On May 10, Birmingham's storeowners and black leaders reached an agreement. It included a provision to integrate drinking fountains and restrooms within thirty days and lunch counters within sixty days.
The Bombings in Birmingham
It appeared to Kennedy that Birmingham had been a victory. Just as he was settling in at Camp David, near midnight on May 11, bombs soared through the windows of King's empty room at the Gatson Motel and the Birmingham home of A. D. King, Martin Luther King Jr.'s brother. No one was hurt; earlier that day Martin Luther King had left Birmingham to return to his home in Atlanta. Black residents swarmed the streets, angry that the bombing of the motel occurred right under the noses of the Alabama state troopers. Police officers were assaulted with bricks and bottles. Kennedy awoke to the news early Sunday morning.
“This Government will do whatever must be done to preserve order, to protect the lives of its citizens, and to uphold the law of the land…. The Birmingham agreement was and is a fair and just accord. It recognized the fundamental right of all citizens to be accorded equal treatment and opportunity.”

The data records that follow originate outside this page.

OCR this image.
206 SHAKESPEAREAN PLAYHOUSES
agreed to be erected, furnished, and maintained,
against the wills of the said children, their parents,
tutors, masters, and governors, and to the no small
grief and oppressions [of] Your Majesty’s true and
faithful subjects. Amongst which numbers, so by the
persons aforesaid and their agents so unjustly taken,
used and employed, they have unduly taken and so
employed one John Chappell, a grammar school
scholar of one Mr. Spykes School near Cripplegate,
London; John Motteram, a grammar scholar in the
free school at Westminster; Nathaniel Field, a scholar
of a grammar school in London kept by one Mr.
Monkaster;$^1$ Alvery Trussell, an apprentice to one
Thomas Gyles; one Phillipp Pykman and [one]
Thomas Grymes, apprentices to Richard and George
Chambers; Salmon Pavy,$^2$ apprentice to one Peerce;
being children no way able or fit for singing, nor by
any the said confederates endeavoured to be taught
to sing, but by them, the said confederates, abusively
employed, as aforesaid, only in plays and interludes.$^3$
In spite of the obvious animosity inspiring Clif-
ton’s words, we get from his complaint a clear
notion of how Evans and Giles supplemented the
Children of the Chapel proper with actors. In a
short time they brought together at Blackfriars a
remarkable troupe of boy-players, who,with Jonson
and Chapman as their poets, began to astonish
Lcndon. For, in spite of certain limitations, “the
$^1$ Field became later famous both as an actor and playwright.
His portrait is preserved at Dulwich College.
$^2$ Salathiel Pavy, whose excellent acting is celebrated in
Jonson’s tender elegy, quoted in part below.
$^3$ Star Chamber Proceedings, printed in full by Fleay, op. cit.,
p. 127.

Kennedy returned to Washington and met with advisors. He first wanted to know what King intended to do. Burke Marshall called King, who was preparing to return to Birmingham and settle the community. Although King was resolved to quiet the situation without troops, Kennedy did not want to take any chances. He federalized the Alabama National Guard and placed army troops near Birmingham on alert. Once again, Kennedy addressed the nation. In a five-minute speech that night, he urged an end to the violence and attested to his commitment to upholding the law.